Kiepskie zdrowie Polaków barierą rozwoju gospodarczego
− Czyli potraktowanie kiepskiej kondycji zdrowotnej Polaków jako wielką barierę rozwojową, mówi ekonomista.
Jak zauważa, jednym z czynników, który nas degraduje, jest stan zdrowia Polaków.
− Widać, że nie radzimy sobie z problemem zdrowia, a tym samym maleją szanse na rozwiązanie narastającego problemu braku rąk do pracy, mówi gość Polskiego Radia 24.
Drugą kwestią, na którą ekonomista zwraca uwagę, jest powrót do rozwiązań, które pomogłyby w myśleniu strategicznym o przyszłości polskiej gospodarki.
Polsce potrzebne jest Centrum Analiz Strategicznych
Ekspert daje przykład zapowiedzi utworzenia Centrum Analiz Strategicznych przy premierze.
− Tak państwa, jak korporacje i koncerny myślą strategicznie, identyfikują potencjały rozwojowe i wyzwania stojące przed gospodarką i społeczeństwem.
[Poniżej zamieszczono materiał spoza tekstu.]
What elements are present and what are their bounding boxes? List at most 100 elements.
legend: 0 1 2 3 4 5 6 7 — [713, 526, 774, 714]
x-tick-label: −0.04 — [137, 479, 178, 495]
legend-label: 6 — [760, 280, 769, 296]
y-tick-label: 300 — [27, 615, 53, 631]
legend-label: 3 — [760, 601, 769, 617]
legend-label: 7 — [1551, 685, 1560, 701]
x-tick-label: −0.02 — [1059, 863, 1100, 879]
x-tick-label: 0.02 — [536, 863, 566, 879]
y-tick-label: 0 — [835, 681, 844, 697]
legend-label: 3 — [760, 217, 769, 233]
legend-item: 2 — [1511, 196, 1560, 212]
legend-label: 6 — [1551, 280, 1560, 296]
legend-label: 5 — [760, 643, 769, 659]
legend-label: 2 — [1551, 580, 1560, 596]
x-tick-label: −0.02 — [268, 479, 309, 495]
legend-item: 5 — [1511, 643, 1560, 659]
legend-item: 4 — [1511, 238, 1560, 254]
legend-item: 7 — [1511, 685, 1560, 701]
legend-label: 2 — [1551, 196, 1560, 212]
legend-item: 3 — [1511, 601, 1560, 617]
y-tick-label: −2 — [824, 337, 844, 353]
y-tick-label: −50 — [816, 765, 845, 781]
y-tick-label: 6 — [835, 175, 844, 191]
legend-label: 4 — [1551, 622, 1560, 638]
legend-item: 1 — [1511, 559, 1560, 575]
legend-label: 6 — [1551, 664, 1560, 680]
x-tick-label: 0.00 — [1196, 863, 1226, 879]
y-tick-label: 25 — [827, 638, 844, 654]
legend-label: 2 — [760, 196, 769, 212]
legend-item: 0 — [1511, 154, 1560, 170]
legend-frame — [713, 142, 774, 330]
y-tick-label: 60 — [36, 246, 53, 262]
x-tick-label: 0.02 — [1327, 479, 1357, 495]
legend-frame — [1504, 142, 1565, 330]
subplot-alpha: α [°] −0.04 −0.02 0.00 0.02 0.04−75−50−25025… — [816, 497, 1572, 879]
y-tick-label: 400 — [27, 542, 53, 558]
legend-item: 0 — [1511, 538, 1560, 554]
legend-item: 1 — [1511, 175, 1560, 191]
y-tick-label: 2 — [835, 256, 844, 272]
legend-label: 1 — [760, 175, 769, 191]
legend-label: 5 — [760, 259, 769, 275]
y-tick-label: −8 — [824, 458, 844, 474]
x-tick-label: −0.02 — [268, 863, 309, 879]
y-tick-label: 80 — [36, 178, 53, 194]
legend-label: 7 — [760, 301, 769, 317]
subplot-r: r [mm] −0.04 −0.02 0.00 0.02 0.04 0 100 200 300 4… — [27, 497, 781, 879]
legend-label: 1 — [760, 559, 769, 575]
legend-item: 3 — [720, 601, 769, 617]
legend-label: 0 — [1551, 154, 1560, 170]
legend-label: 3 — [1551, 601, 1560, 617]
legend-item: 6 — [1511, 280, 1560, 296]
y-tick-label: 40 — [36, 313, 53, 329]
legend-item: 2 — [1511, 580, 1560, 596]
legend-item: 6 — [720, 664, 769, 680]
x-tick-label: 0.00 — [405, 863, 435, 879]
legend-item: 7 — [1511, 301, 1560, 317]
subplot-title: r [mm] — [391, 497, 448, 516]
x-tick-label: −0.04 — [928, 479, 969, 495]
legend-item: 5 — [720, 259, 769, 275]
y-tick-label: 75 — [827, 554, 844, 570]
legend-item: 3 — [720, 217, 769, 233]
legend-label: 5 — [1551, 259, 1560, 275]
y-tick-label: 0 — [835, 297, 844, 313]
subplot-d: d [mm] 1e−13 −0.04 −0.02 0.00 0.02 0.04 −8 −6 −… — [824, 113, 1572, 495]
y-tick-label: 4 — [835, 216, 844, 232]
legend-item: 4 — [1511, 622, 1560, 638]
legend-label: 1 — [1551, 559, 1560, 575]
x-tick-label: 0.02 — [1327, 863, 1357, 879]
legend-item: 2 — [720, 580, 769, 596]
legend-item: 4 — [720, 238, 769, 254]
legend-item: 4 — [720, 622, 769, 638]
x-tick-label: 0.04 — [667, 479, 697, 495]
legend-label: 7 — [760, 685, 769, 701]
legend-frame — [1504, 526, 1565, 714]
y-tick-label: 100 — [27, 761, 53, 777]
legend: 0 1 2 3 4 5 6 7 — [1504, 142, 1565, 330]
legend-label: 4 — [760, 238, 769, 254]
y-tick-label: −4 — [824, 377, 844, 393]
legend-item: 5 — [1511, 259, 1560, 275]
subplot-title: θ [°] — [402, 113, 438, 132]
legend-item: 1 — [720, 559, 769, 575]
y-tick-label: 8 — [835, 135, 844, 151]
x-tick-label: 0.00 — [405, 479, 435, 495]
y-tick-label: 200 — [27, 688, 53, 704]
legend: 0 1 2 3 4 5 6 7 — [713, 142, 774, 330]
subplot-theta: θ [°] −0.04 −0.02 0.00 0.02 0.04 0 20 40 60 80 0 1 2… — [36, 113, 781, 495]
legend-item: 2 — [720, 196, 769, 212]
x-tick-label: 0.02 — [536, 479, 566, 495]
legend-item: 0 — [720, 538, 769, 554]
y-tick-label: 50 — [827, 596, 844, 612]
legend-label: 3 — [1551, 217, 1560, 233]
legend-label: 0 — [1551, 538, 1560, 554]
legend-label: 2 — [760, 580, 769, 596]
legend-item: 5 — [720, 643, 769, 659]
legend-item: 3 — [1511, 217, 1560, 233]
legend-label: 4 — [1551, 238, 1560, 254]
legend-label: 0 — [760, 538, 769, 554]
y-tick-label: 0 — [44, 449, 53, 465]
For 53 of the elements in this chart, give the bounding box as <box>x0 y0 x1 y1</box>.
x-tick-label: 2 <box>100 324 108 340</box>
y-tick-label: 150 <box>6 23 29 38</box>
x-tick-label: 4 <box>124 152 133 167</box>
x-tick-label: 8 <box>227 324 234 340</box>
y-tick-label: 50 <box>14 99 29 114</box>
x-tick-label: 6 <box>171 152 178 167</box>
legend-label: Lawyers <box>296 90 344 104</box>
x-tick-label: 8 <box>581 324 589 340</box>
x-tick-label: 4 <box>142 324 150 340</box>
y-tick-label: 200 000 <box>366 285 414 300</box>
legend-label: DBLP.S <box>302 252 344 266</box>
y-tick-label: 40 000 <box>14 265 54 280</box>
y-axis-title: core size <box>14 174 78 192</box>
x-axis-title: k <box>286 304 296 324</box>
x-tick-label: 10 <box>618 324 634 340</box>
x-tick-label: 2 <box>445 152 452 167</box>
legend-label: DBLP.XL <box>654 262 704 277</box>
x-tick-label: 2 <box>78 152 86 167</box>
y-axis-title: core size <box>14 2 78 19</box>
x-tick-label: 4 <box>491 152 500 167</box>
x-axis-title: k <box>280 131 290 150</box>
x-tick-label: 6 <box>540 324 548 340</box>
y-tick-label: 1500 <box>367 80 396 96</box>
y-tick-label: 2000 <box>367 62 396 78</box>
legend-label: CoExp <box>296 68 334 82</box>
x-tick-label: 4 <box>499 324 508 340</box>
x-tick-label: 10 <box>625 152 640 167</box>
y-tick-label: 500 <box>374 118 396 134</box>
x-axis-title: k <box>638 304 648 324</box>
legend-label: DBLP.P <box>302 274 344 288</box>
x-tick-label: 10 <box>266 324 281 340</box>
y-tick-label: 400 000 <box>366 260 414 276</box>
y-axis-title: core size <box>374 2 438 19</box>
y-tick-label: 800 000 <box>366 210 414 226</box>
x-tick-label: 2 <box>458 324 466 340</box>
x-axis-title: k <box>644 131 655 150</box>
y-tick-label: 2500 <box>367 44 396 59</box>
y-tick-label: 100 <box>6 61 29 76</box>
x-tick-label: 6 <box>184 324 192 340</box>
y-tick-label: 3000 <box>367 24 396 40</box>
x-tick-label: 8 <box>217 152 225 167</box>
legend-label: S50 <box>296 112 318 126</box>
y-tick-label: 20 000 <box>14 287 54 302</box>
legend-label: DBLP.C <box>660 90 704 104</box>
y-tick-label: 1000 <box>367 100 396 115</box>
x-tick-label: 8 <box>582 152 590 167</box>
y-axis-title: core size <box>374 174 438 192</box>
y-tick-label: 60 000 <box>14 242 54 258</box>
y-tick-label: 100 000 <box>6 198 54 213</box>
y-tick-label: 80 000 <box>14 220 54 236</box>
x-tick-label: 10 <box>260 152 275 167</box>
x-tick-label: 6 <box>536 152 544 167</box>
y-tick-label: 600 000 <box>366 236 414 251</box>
A my nie mamy takiego Centrum Myślenia o Przyszłości, podkreśla gość Polskiego Radia 24.
Jak dodaje, premier to zauważył i dla niego jest to bardzo ważne.
− To powinno pozwolić na rozwiązywanie nie tyle bieżących problemów, ale określić cele i metody, które doprowadzą do przewag rozwojowych polskiej gospodarki, mówi ekonomista.
Podczas expose premier Mateusz Morawiecki mówił, że sercem filozofii gospodarczej rządu są mikro, małe i średnie firmy, które dają utrzymanie milionom. zapowiedział, że wkrótce zostanie przedstawiony cały pakiet ustaw upraszczających życie gospodarcze z Konstytucją Biznesu na czele.
Jednak to czego zabrakło w expose premiera Mateusza Morawieckiego, a na co zwraca uwagę Artur Bartoszewicz, to nawiązanie do tzw. ustawy Wilczka i wolności gospodarczej, której obecnie wciąż jest zbyt mało, co podkreślają też sami przedsiębiorcy.